Applications of Minimum Spanning Tree Problem
Minimum Spanning Tree (MST) problem: Given connected graph G with positive edge weights, find a min weight set of edges that connects all of the vertices.
MST is a fundamental problem with diverse applications.
- telephone, electrical, hydraulic, TV cable, computer, road
The standard application is to a problem like phone network design. You have a business with several offices; you want to lease phone lines to connect them up with each other, and the phone company charges different amounts of money to connect different pairs of cities. You want a set of lines that connects all your offices with a minimum total cost. It should be a spanning tree, since if a network isn’t a tree you can always remove some edges and save money.

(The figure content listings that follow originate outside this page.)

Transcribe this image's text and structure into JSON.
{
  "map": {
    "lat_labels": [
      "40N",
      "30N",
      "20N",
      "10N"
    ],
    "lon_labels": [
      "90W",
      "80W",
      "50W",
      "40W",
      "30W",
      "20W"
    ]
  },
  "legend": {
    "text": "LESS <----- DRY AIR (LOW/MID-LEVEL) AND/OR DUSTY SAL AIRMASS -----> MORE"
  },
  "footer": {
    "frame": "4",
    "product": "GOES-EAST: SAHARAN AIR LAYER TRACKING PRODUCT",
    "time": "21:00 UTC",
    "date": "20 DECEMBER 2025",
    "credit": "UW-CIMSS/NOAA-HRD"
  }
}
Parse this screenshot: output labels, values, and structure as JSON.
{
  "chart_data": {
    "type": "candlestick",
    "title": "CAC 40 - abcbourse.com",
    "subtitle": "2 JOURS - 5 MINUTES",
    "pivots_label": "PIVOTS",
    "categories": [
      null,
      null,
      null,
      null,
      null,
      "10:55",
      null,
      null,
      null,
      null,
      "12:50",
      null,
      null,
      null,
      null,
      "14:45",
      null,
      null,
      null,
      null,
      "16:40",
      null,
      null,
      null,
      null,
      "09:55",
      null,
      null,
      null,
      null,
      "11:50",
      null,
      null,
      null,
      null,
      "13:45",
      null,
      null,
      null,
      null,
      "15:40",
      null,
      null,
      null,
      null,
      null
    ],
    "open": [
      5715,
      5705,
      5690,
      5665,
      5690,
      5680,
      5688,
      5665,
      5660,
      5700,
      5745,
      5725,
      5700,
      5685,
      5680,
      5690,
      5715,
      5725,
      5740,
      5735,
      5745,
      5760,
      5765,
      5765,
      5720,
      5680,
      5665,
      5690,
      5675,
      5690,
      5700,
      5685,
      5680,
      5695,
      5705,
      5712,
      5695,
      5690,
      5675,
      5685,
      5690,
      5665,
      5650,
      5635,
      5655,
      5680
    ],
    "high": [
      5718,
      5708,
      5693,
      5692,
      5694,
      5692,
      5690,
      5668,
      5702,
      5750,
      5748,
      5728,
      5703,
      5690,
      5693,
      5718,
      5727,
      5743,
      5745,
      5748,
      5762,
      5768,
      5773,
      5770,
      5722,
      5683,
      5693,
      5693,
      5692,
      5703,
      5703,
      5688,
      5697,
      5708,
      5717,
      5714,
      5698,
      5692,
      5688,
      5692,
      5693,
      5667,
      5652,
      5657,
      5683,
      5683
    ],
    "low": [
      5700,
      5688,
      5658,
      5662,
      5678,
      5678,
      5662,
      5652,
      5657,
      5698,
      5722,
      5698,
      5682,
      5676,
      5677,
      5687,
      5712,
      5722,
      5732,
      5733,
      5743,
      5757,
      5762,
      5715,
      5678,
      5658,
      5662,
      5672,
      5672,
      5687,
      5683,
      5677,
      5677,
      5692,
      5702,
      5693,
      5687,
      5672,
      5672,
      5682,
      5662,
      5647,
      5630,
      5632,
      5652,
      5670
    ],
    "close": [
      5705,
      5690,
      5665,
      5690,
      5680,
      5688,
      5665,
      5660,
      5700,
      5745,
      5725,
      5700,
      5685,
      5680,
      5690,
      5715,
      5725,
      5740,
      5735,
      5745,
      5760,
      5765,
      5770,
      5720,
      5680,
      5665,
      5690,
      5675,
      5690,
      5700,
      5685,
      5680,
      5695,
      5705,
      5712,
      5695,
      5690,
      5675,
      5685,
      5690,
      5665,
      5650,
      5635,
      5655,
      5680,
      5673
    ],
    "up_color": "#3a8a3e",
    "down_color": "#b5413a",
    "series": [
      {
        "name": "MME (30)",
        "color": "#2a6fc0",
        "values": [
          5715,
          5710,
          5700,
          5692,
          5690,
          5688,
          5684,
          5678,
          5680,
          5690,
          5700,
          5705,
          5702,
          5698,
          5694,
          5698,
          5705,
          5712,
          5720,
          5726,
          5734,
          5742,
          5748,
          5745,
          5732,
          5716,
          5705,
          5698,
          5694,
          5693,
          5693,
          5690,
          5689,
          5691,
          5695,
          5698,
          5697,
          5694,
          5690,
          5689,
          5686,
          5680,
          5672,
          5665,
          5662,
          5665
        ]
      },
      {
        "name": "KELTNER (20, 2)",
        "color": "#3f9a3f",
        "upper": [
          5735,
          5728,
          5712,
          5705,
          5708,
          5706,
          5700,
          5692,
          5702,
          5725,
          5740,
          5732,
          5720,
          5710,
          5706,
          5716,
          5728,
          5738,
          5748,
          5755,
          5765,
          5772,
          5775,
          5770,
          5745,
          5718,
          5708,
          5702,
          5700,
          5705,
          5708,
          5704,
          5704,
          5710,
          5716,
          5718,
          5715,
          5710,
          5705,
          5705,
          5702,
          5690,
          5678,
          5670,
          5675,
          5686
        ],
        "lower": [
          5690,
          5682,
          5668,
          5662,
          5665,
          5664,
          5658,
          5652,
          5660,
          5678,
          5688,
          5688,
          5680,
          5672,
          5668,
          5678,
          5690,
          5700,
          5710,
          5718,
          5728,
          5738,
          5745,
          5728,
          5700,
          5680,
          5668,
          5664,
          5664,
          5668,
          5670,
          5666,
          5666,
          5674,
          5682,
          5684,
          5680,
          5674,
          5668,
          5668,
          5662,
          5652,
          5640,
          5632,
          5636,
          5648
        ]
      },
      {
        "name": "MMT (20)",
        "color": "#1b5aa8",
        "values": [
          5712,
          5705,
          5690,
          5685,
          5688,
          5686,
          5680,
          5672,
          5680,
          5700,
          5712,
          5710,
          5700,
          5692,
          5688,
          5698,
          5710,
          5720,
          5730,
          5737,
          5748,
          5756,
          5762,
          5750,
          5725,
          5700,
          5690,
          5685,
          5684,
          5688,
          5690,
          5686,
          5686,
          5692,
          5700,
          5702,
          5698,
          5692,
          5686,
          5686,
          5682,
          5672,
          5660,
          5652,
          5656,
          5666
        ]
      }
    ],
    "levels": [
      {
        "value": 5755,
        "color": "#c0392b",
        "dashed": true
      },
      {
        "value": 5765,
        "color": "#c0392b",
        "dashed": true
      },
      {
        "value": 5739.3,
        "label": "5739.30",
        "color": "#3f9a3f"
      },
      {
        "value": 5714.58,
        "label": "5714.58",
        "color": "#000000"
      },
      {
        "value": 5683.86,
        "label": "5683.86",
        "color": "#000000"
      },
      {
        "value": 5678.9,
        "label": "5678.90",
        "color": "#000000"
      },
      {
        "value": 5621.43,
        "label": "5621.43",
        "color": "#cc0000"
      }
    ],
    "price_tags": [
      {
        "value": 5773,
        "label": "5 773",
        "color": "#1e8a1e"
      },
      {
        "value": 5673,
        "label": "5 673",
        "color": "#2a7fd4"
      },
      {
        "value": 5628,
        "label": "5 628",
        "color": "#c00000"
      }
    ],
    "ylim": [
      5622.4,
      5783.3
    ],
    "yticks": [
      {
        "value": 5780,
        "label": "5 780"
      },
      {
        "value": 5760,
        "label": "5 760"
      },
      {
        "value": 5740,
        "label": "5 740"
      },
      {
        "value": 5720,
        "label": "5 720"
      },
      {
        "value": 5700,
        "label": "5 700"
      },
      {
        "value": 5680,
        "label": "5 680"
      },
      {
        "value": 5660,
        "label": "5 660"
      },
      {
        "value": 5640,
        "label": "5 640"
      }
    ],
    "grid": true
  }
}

Approximation algorithms for NP-hard problems
A less obvious application is that the minimum spanning tree can be used to approximately solve the traveling salesman problem. A convenient formal way of defining this problem is to find the shortest path that visits each point at least once.
Note that if you have a path visiting all points exactly once, it’s a special kind of tree. For instance in the example above, twelve of sixteen spanning trees are actually paths. If you have a path visiting some vertices more than once, you can always drop some edges to get a tree. So in general the MST weight is less than the TSP weight, because it’s a minimization over a strictly larger set.
On the other hand, if you draw a path tracing around the minimum spanning tree, you trace each edge twice and visit all points, so the TSP weight is less than twice the MST weight. Therefore this tour is within a factor of two of optimal.
- Max bottleneck paths
- LDPC codes for error correction
- Image registration with Renyi entropy
- Learning salient features for real-time face verification
- Reducing data storage in sequencing amino acids in a protein
- Model locality of particle interactions in turbulent fluid flows
- Autoconfig protocol for Ethernet bridging to avoid cycles in a network
k clustering problem can be viewed as finding an MST and deleting the k-1 most expensive edges.